No regime de educação cooperativa, encontrar trabalho é, em primeiro lugar, responsabilidade do aluno. A Universidade atua com uma estrutura de apoio (uma diretoria no campus e escritórios nas principais cidades canadenses). Tal estrutura age como intermediária entre alunos e empresas. Eventualmente, como já se registrou atrás, a universidade pode funcionar como agência empregadora desde que existam empresas que precisam contratar serviços. Além disto, a diretoria de educação cooperativa promove continuamente o regime de Waterloo e firma convênios com empresas ou órgãos governamentais interessados em contratar alunos da Universidade.
Em cursos que procuram capacitar pessoas para o trabalho, as vantagens da educação cooperativa são evidentes. Entre outras coisas, o sistema:
· aproxima as empresas da instituição educacional;
· proporciona experiência profissional durante o curso;
· articula de modo concreto trabalho e aprendizagem
· garante uma atualização constante dos conteúdos curriculares;
· sugere diversos possibilidades inovadoras de organização das situações de ensino-aprendizagem;
· dinamiza o processo educacional a partir das experiências de trabalho dos alunos;
· cria, nas empresas participantes, um clima de inovação nos setores que contam com trabalhadores-estudantes;
· traz para as empresas participantes informações atualizadas e imediatas, elaboradas por pesquisadores e especialistas;
· facilita a seleção de talentos nas empresas;
· forma jovens com experiência diversificada;
· facilita avaliação constante dos cursos oferecidos pela instituição educacional;
· desperta nos docentes o interesse por uma atualização constante.
Todas essas vantagens, e muitas outras que poderiam ser listadas, decorrem de dinâmica que pode modificar substancialmente as estruturas escolares.
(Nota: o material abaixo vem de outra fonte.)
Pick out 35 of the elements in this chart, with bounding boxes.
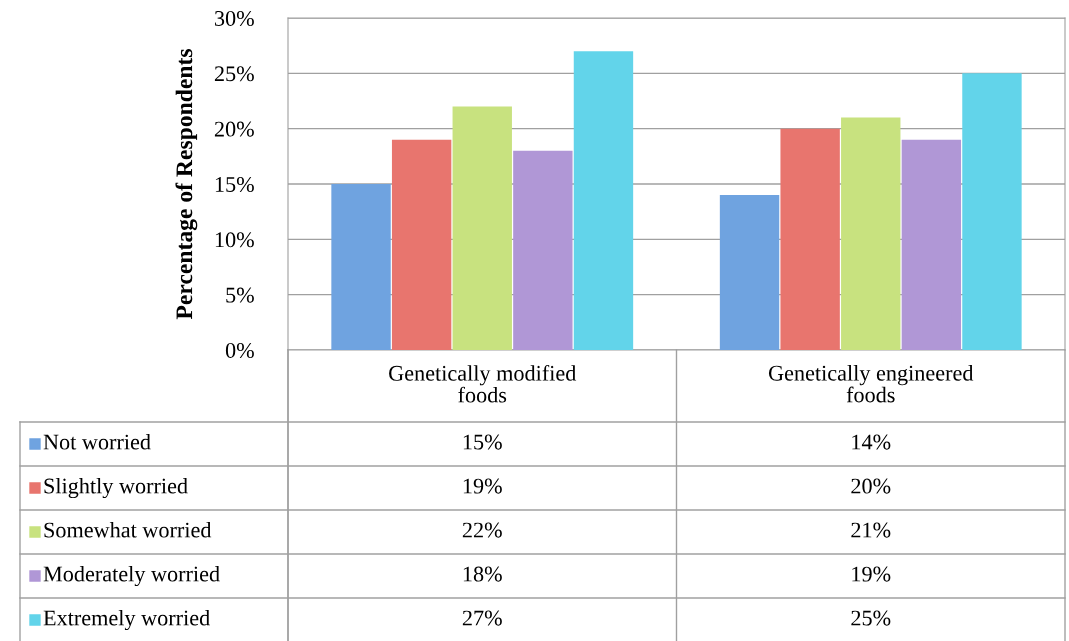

Cursos organizados desde a ótica da educação cooperativa devem, necessariamente, abandonar boa parte daquelas práticas que caracterizam negativamente as escolas. Todo o conteúdo deverá ser atualizado. O aluno não será mais alguém interessado em preparar-se para um trabalho que faz parte da sua formação. Além disto, não será necessário inventar situações de aplicação do conhecimento; as idas constantes dos alunos ao mercado de trabalho trarão para as escolas diversas alternativas de aplicação do saber. E tudo isto não precisa ser planejado em detalhes, basta existir uma boa estrutura que garanta articulações da instituição educacional com as empresas.
Vale comentar um pouco mais a última observação do parágrafo anterior. Há, nos dias de hoje, um movimento significativo na busca de métodos capazes de garantir maior congruência entre capacitação profissional e demandas do mercado de trabalho. No Canadá, assim como em boa parte dos países do primeiro mundo, estudos sobre competências por áreas ou grupos ocupacionais são a principal resposta ao problema da congruência. Supõe-se que competências, amplamente pesquisadas e objetivamente descritas, sejam matéria prima indispensável para a realização de exames nacionais de certificação e para o desenho de currículos de formação.
No caso do Canadá, cada grupo ocupacional pesquisado é descrito por um repertório de 300/400 competências. Cada pesquisa dura de um a dois anos. Assim, mesmo com ênfase em setores ou áreas em vez de ocupações, com a consequente redução do número de perfis ocupacionais (de cerca de 5000 para uma cifra em torno de 500), estudos sobre competências exigem grande investimento de tempo e dinheiro. Além disso, as pesquisas no geral descrevem um momento do passado. Não são, portanto, muito confiáveis como descritores do trabalho no futuro. O regime de educação cooperativa, por sua vez, exige apenas a organização de cursos que articulem educação e trabalho de modo sistemático em blocos sucessivos de atividades acadêmicas e de engajamento produtivo no mercado de trabalho. Esta providência, aparentemente simples, garante a atualização constante de conteúdos e acesso, por parte do estudante, às demandas ocupacionais das empresas.